Decker was taken aback.
“A john?”
The girl nodded.
“She was beaten up by a john that she’s serviced before?”
“Yeah, but none of them ever went this crazy.”
“She was turning tricks?”
“I know you told her not to, but—”
Decker clenched his fists. “For Chrissakes!”
“She just didn’t know if she could handle another bad foster home.”
“This wasn’t a bad foster home,” Decker said, struggling to keep his voice low. “All she had to do was keep her nose clean—”
“She wasn’t gonna go to that place, Decker. She told me that.”
“For God’s sake, why not?”
“The street may not be much, but to her at least it’s home.”
“Home? What kind of shit are you feeding me, Babe? She was smacked around and now she’s on the critical list. Home! Wake up and smell the roses.”
Lilah turned fierce. “She told me you did Juvey, Dick.”
“I do.”
“So you wake up and smell the roses—or the fucking garbage. Yeah, she was smacked around. What the hell do you think her father did to her? And the hairball never paid her for it, either.”
Decker ran his hands down his face. “I don’t believe this. I busted my ass…Who are these scumbags?”
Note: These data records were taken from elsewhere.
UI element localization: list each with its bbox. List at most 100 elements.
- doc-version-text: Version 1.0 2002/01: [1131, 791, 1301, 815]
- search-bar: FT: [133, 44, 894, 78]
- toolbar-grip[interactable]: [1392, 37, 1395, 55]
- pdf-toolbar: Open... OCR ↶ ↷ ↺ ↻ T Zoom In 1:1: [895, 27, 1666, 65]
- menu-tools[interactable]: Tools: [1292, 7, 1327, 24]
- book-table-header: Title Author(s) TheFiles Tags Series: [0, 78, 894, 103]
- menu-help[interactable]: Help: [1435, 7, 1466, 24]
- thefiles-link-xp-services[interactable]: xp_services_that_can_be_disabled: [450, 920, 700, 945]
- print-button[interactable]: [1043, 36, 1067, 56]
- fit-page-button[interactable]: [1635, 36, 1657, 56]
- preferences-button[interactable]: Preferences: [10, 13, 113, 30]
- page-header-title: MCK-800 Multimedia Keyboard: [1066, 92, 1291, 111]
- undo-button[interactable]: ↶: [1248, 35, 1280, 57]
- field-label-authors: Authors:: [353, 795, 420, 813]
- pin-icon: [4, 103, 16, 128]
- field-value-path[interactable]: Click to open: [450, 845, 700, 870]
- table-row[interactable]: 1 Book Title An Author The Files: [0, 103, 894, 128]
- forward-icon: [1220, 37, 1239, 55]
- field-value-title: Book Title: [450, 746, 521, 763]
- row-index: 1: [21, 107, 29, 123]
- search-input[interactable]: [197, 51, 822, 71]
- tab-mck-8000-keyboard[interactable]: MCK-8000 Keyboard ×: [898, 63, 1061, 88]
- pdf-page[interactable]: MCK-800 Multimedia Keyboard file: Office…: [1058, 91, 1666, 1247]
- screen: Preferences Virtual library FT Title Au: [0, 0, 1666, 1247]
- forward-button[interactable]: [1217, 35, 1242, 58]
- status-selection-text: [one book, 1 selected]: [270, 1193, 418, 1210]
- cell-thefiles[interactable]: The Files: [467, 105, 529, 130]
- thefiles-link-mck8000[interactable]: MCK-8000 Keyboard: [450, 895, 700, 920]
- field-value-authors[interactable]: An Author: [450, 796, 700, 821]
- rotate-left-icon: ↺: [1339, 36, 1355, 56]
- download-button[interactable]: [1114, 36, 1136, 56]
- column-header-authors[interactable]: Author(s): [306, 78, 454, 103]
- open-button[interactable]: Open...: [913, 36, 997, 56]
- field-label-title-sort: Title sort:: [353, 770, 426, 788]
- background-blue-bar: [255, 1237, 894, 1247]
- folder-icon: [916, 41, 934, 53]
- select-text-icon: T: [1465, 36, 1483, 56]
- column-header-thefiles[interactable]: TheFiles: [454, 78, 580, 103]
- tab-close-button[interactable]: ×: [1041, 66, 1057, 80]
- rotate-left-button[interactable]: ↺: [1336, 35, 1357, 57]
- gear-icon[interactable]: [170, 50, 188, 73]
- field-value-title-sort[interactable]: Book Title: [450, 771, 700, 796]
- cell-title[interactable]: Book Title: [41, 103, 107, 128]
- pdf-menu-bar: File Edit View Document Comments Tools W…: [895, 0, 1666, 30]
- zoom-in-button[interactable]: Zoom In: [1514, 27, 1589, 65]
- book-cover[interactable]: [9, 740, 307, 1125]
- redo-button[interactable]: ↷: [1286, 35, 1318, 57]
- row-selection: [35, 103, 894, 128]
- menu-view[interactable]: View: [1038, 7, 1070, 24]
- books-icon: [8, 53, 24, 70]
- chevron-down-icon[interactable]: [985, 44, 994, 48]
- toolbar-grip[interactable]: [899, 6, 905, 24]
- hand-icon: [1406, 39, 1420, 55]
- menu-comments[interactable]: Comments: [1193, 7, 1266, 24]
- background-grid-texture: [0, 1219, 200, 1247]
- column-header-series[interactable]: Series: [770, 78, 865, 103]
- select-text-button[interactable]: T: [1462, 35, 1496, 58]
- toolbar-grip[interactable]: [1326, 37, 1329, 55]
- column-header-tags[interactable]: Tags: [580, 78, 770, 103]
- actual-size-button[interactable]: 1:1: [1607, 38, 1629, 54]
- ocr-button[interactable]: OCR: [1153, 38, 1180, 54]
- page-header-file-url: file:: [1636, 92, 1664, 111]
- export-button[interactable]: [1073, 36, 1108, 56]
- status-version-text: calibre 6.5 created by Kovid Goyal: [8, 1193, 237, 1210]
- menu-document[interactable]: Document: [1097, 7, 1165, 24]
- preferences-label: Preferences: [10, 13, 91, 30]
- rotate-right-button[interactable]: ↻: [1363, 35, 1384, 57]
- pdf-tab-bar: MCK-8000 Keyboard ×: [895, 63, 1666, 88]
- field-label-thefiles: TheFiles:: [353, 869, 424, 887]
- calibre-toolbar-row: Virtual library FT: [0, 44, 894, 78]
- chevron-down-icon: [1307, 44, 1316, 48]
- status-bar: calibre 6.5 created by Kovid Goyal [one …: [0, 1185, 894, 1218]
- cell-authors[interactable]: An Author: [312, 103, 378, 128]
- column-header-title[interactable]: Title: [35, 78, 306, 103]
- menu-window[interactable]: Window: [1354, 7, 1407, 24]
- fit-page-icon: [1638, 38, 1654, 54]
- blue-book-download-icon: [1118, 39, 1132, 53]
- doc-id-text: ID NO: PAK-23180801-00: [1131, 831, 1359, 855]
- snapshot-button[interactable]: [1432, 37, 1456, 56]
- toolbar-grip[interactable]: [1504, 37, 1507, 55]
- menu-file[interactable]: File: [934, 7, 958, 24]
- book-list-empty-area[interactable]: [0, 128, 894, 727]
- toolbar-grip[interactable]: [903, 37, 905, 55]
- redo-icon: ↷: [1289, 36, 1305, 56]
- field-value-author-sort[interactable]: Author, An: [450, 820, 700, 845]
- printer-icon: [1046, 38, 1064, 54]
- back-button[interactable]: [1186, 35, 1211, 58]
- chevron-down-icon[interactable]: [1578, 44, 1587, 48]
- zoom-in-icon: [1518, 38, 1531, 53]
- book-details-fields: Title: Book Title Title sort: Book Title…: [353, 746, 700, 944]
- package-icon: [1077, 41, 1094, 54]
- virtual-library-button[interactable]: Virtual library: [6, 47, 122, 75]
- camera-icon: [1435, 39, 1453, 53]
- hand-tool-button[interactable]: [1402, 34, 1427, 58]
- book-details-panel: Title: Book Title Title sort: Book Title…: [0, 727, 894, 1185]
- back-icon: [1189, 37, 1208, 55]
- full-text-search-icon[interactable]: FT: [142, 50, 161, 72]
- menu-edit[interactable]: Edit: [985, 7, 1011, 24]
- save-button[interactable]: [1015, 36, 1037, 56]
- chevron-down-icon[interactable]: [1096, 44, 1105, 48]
“They ride by in Jeeps, four-wheelers. They could buy anything or anyone, but they love to slum in Hollywood. I tried one of them once, a fat old fucker named Maurice. Musta been about sixty-five. The money was great, but I got some pride.”
Decker said nothing.
Lilah shrugged philosophically. “Actually, the sucker didn’t like me. I guess I was too old for him. What an asshole! He broke my fucking tooth!”
“Do you know which one did this to her?” Decker asked.
“No,” she said quietly.
“Can you tell me anything more about these assholes?” Decker asked.
“No.”
“Think, Lilah!”
“Look,” Lilah said. “I don’t know anymore. I’m tired. Leave me alone.”
“Don’t you want this bastard to pay for what he did to Kiki?”
“Cut the justice speech, cop. Assholes out there are big fat zits. Squeeze one, a dozen more pop up. I love Kiki, but I only got so much energy inside and I got to save it for when it counts. I was a white knight once. I just don’t give a shit anymore.”
Suddenly a high-pitched noise emanated from Kiki’s room. A monotone. A flat monotone. To correspond with flat vital signs. The lights outside the doorway flashed bright blue. He was shoved out of the way by a team of two nurses and a doctor. Decker made himself scarce, walking down the hallway, not wanting to know, but forced to stay until there was closure.
Fifteen minutes passed. The look in Lilah’s eyes said everything.
Shit!
The girl fell into Decker’s open arms. He held her as she sobbed pitifully. After she composed herself, Decker pulled away and said:
“You know who her parents are?”
“She hates her parents.”
“We’ve got to send the body to somewhere, Lilah.”
The girl wiped tears and running mascara off her cheek with her fingers. “She’s from Indianapolis. Her real name is Patsy Lee Norford. I think her father’s name is Mick or Mike.”
“I’ll find him,” Decker said.
“You’re a nice guy,” Lilah said. She whipped out a compact and began to fix her melted face. “Kiki said you were a nice guy. I frankly didn’t think they existed anymore.”
“If Kiki thought so highly of me, why the hell didn’t she listen to me and just stay out of trouble for a week?”